The "Tang" contains Midori melon liqueur, vodka and
orange Tang (!); there's a concoction of vodka, blue Caracao,
pineapple juice and grenadine called "Jaws"; and
various other drinks are dedicated to Sonny & Cher, the
Brady Bunch and other cultural icons. As they say at the club,
"Peace, Love and Polyester."
Asia SF
201 Ninth Street
(415) 255-2742
Cover: varies
One of the best gender-bending shows in the city, Asia SF has
skyrocketed to the top of the list of "must-see" San
Francisco destinations. A stylishly dim room, smallish and
dominated by a bar, is consistently filled with partying locals
and savvy S.F. visitors.
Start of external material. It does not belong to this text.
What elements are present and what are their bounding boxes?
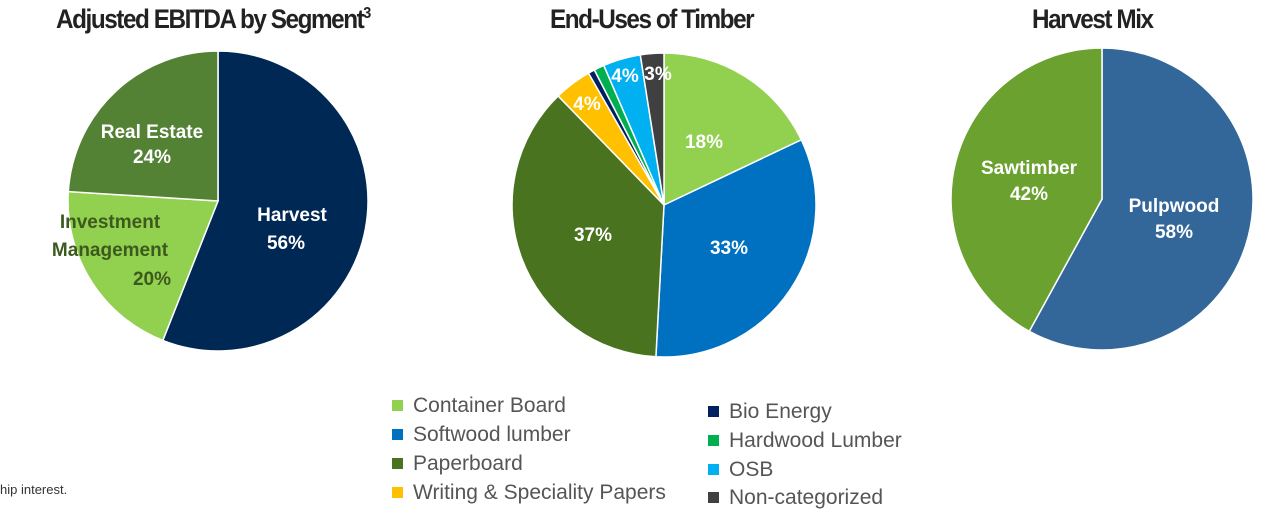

Atop the bar, Asian damsels both real
and faux gyrate and lip-synch to the music. The food is pricey
(if you eat and drink and tip properly, it's easy to drop $40
per person) and the attitude is priceless. Look closely at the
performers in their skin-tight dresses -- Some are men
portraying women and some are ... well, that's part of the fun
-- figuring out who's what.
1015 Folsom
1015 Folsom Street
(415) 431-1200
Cover:
varies
Best known as ground zero for techno music lovers, 1015
Folsom also features top international deejays and off-the-wall
live acts. There are three levels -- big name acts on the main
stage on the center level; experimental deejays in the basement,
spinning for an alternative crowd; and "easy
listening" upstairs in black-lit ambience. With six bars
and parties that often go until dawn, 1015 remains an important
spot on San Francisco's dance scene map. Though admission is a
steal (most events and club nights are under $15), drink prices
can burn a hole in your wallet. Enjoy 1015 while you can, since
the "lofties" (see above) have targeted the club as
one of SoMa's trouble spots and are trying to close the place
down, over the protests of music and entertainment lovers.
Holy Cow
1535 Folsom Street btw 11th/12th
(415) 621-6087
Cover: free
A straight-ahead blend of top 40, modern rock, disco, funk
and 80's classics makes Holy Cow a comfortable and unpretentious
-- if occasionally rowdy -- evening destination. Plus, there's
never a cover.
Butter Bar
354 11th Street (at Folsom)
(415) 863-5964
Cover: varies
As-yet largely undiscovered by the mainstream, Butter Bar is
a high-concept, whimsical experience designed to please the most
jaded club-hopper. Pass through the margarine-yellow façade and
enter a space that's half bar, half garage, and half trailer
park. Wednesdays through Sundays, a deejay spins an eclectic mix
of house and electronica starting at around 9:30. Butter's
accompanying café serves "white trash cuisine" piping
hot out of the microwave -- out of an actual, refurbished 1950s
Airstream trailer appear such delights as White Castle burgers,
SpaghettiOs and Tater Tots. Wednesdays at Butter, a club called
Cream purports to "enrich that boring cup of coffee called
life."
The Elbo Room
647 Valencia Street
(415) 552-7788
Cover: varies
Great local music, minimum prices, and lots of ordinary folk
there for the rhythms and the crowded, noisy dance floor
upstairs. Downstairs are two pool tables and a great juke box.
They claim to have the longest happy hour in town -- from 5-9
p.m., they just might be right. Dub and roots music holds forth
Sundays at the popular Dub Mission.
Make-Out Room
3225 22nd Street
(415) 647-2888
Cover:
free
Decorated in 1950s kitsch, the Make-out Room mostly attracts
couples and groups -- it's not much of a pick-up bar -- and a
few red booths that invite tawdry romance. The occasional theme
night brings activity to the dance floor, and bands play upon a
stage dressed all in red. The look of the place, done up in
cheesy oil paintings and other thrift-store objects adds to its appeal.